She promised to make us miserable and she kept her word. As long as there were no adults about and she had no audience, she ignored us. It was when she had an audience that she began to perform, acting as if we mistreated her. It was worse after her father died mysteriously — before he could change his will to include us. She started going about town in rags and telling everyone we had made her a servant in her own house. People started to say my mother was an evil stepmother, and my sister and I were ugly. No matter how we protested our innocence, no one believed us. They never saw her lord it over the house, dressed in the finest silks and pearls. She was very clever. The moment anyone came near the house, she changed into her rags and sat near the fire, looking pathetic.
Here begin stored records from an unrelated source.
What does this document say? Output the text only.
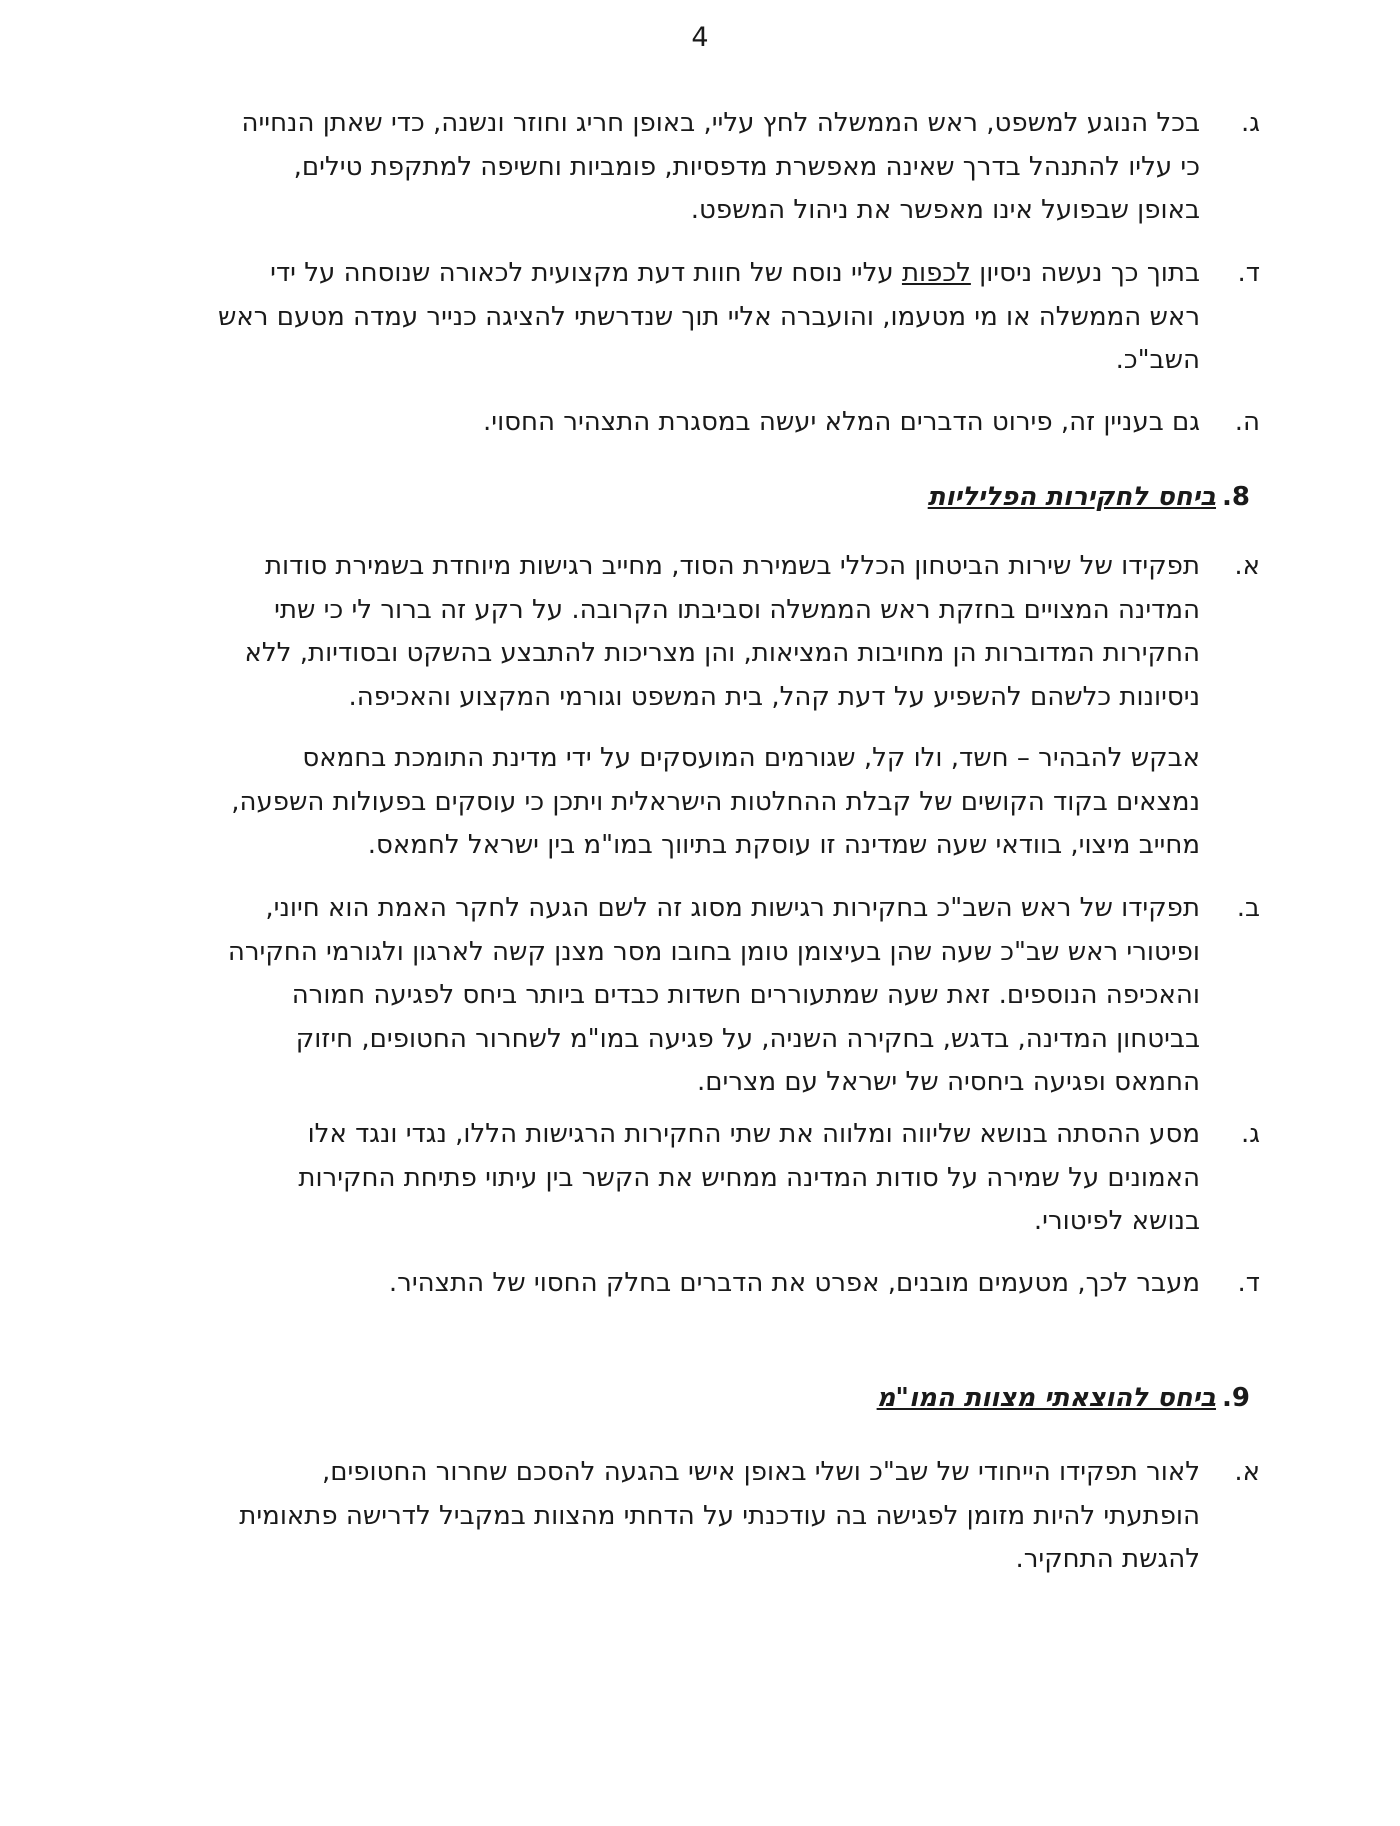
4
ג.
בכל הנוגע למשפט, ראש הממשלה לחץ עליי, באופן חריג וחוזר ונשנה, כדי שאתן הנחייה
כי עליו להתנהל בדרך שאינה מאפשרת מדפסיות, פומביות וחשיפה למתקפת טילים,
באופן שבפועל אינו מאפשר את ניהול המשפט.
ד.
בתוך כך נעשה ניסיון לכפות עליי נוסח של חוות דעת מקצועית לכאורה שנוסחה על ידי
ראש הממשלה או מי מטעמו, והועברה אליי תוך שנדרשתי להציגה כנייר עמדה מטעם ראש
השב"כ.
ה.
גם בעניין זה, פירוט הדברים המלא יעשה במסגרת התצהיר החסוי.
8.ביחס לחקירות הפליליות
א.
תפקידו של שירות הביטחון הכללי בשמירת הסוד, מחייב רגישות מיוחדת בשמירת סודות
המדינה המצויים בחזקת ראש הממשלה וסביבתו הקרובה. על רקע זה ברור לי כי שתי
החקירות המדוברות הן מחויבות המציאות, והן מצריכות להתבצע בהשקט ובסודיות, ללא
ניסיונות כלשהם להשפיע על דעת קהל, בית המשפט וגורמי המקצוע והאכיפה.
אבקש להבהיר – חשד, ולו קל, שגורמים המועסקים על ידי מדינת התומכת בחמאס
נמצאים בקוד הקושים של קבלת ההחלטות הישראלית ויתכן כי עוסקים בפעולות השפעה,
מחייב מיצוי, בוודאי שעה שמדינה זו עוסקת בתיווך במו"מ בין ישראל לחמאס.
ב.
תפקידו של ראש השב"כ בחקירות רגישות מסוג זה לשם הגעה לחקר האמת הוא חיוני,
ופיטורי ראש שב"כ שעה שהן בעיצומן טומן בחובו מסר מצנן קשה לארגון ולגורמי החקירה
והאכיפה הנוספים. זאת שעה שמתעוררים חשדות כבדים ביותר ביחס לפגיעה חמורה
בביטחון המדינה, בדגש, בחקירה השניה, על פגיעה במו"מ לשחרור החטופים, חיזוק
החמאס ופגיעה ביחסיה של ישראל עם מצרים.
ג.
מסע ההסתה בנושא שליווה ומלווה את שתי החקירות הרגישות הללו, נגדי ונגד אלו
האמונים על שמירה על סודות המדינה ממחיש את הקשר בין עיתוי פתיחת החקירות
בנושא לפיטורי.
ד.
מעבר לכך, מטעמים מובנים, אפרט את הדברים בחלק החסוי של התצהיר.
9.ביחס להוצאתי מצוות המו"מ
א.
לאור תפקידו הייחודי של שב"כ ושלי באופן אישי בהגעה להסכם שחרור החטופים,
הופתעתי להיות מזומן לפגישה בה עודכנתי על הדחתי מהצוות במקביל לדרישה פתאומית
להגשת התחקיר.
Then the invitation to the prince's ball came, inviting all the eligible maidens to attend. Neither my sister nor I wanted to go, but Mother insisted. “You may find rich husbands,” she said. Ella laughed in our faces. “Find rich husbands if you think you can,” she scoffed. “I shall marry the prince, and when I'm a princess I'll cut your heads off.” I suggested that my sister and I visit our aunt in a distant kingdom. Mother would hear nothing of it. The night of the ball we put on our new gowns, the best Mother could afford out of our real father's small legacy, and hired a coach. Where Ella was that day remained a mystery. She vanished that very morning, hopefully forever. When the coach came to carry us to the castle, she was still not there. Our relief was profound; perhaps we would have a pleasant evening after all.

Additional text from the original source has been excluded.